Hinter ihm liegt die Hitze. Vor ihm die Kälte. Der einzige Schutz bis zu diesem Zeitpunkt war eine schwere Eisentür in deren Rahmen er nun stand. Bevor er sich nach Alaska traute, zog er seinen Schal fester und richtete seine Mütze. Mit dem Zuschlagen der Tür stellte er auch den Kragen seines Mantel hoch. Es mussten mittlerweile Minusgrade sein. Seine Schritte sind ungelenk. Tappsig. Es war mal wieder ein Bier zuviel gewesen. Alle anderen hatten schon lange den Weg nach Hause oder in irgendein Bett angetreten. Nur er war mal wieder auf der Tanzfläche versackt. Neben der Frau seiner Träume. Zumindest für diesen Abend. Der Nebel seines Atems war so undurchsichtig wie der Nebel durch den er sie zum ersten mal gesehen hatte. Sie hatte mit drei Freundin zusammen getanzt.

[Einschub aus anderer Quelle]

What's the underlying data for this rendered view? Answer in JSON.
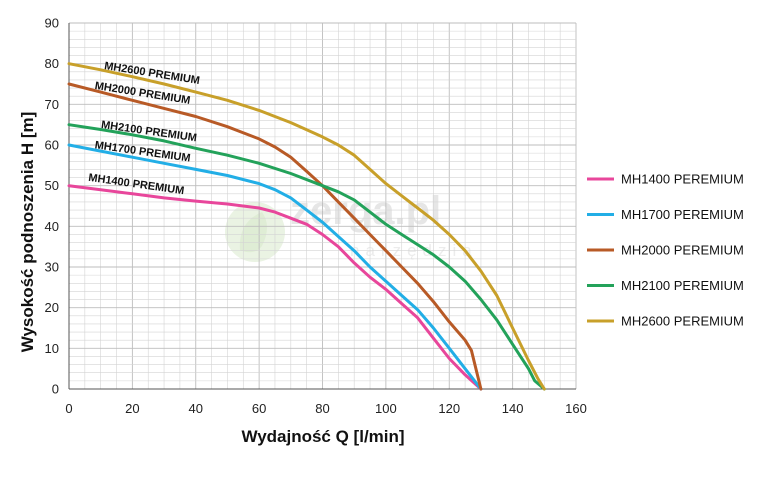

Nur zwei Meter neben ihm.

Nach ungefähr drei Lieder und einem stumpfen Bäumchen-Wechsel-Dich Spiel mit seinen besten Freunden, hatte dann auch endlich den Platz neben ihr ergattern können. Nur um sie am Ende des Liedes zur Theke gehen zu sehen. Frustriert und sauer auf sich selbst mal wieder zu lange gewartet zu haben, wollte er schon anfangen Pogo zu Justin Bieber zu tanzen, als sie sich doch noch mal umdrehte. Und ihm genau in die Augen sah. Eine Sekunde oder zwei. Aber die reichten aus um ihn komplett aus der Fassung zu bringen. Bevor er sein Gesicht zu einem freundlichen Lächeln formen konnte, hatte sie sich schon wieder mit einem Zwinkern abgewendet. Hinterher? Alle seine Kumpels argumentierten auf ihn ein. Die will dich. Hin da. Junge, alter – Denk nach! Kauf ihr nen Drink. Fi…! Also nahm er seinen Mut zusammen und bahnte sich den Weg zur Bar.

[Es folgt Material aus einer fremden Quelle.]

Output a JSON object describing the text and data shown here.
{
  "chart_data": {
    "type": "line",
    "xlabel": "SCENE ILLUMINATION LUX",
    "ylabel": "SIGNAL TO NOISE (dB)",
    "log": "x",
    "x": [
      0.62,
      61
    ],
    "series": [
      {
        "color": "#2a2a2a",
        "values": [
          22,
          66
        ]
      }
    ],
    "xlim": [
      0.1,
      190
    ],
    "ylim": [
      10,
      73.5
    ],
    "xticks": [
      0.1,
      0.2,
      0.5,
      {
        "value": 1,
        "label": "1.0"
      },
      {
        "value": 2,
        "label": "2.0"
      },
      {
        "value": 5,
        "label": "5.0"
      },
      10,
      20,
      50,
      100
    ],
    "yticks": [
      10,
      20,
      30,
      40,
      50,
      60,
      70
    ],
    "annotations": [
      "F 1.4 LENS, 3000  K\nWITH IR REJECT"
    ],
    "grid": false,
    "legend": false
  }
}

Endlich waren sie auf der Tanzfläche angekommen. Das ihre beste Freundin auch wirklich jeden in diesem Laden kennen musste. Hier ein „Hallo“, da ein „ach, du auch hier – wie gehts?“ Sie hatten schon mindestens fünf gute Lieder verpasst. Die Wahrscheinlichkeit, dass das nächste Lied schlecht werden würde, war verdammt hoch. Aber immerhin war das aktuelle super und tanzbar. Völlig mit sich und der Situation zufrieden sprang sie zu den Orsons durch den Club. Mit ihren Gedanken bei Banksy und der Musik drehte sie sich um ihre eigene Achse und sah ihn kurz bevor der Nebelwerfer ihn wieder verdeckte. Bevor der Nebel sich wieder gelichtet hatte wollten ihre Freundin was trinken. Super! Der erste hübsche Typ des Abends und sie musste gehen. Kurz vor der Bar drehte sie sich nochmal um und suchte seine Augen.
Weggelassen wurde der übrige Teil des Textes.